This is the Sabrosa Cycles team. (left to right; Ryan, Delena, Jon, Mark & Ben {not pictured is Sherry who was support for the team......who rocked!}) Despite Jon becoming violently sick during the night, me with some gnarly good lung butter sessions/fevers, the team did surprisingly well. We placed 5th out of 35 five person-coed teams and 65th out of all 385 teams that were registered. Not too bad considering. I give all credit to the rest of the team who carried my lame ass through. Good times!!! Now time to prep for the 24-Hours of Tucson in February.........on Single Speeds!!

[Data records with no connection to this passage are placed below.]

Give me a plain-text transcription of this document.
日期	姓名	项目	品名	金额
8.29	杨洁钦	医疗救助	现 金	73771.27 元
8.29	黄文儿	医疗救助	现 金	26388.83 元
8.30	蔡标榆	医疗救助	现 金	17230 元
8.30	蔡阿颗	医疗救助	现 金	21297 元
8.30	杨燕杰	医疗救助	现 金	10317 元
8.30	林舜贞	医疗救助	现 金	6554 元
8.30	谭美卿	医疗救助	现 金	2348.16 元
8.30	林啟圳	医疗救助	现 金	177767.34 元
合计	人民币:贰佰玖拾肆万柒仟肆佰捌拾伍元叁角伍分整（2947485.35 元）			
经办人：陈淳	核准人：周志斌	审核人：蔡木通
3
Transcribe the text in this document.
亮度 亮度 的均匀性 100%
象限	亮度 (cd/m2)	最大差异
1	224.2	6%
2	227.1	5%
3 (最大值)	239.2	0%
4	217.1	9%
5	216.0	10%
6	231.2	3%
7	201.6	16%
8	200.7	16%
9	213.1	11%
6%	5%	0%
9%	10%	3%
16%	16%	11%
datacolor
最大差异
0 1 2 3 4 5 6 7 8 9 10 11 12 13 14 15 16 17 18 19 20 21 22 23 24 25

Mark comin' in hot thru the chicanes and in to the "exchange" area. He exchanged off to me......then it was my turn to try not to lose all the time he had made up. By the way I was riding with a cold or flu (???) hacking up lung cookies left and right. Sunday morning I woke up at 4:00 a.m. from my nap, soaking wet with a nice cozy fever for my morning lap at 5 a.m..........now who says a 24-hour race can't be fun?
So to start the race, rather than having 500 people bangin' elbows falling on top of each other with a mass bike start, they started out with a run about 100 yards around a point back to the racks, grab your bike and then proceed to the course for your lap. It's pretty wild to watch a mad sprint before the race even starts........people were wearing dust masks because of the massive cloud of dust that was kicked up from the froth mouthed cattle stampede of rapid (possibly literally rabid) mountain bikers. Now that's a good time 'eh!!!
The tent in the background is where the "exchange" goes down. To get there you go through a few tight chicanes thru the chute and hand the baton to the time keep, then swipe your time badge. Your teammate then swipes his time badge, grabs the baton and runs to their bike waiting in the rack. It's cool......your just don't want to mess up and let the rest of the team down by losing the baton out on the course.
Ben out on Friday, before the race, pre-riding to see where he's gonna pass the people blocking his way to sweet victory.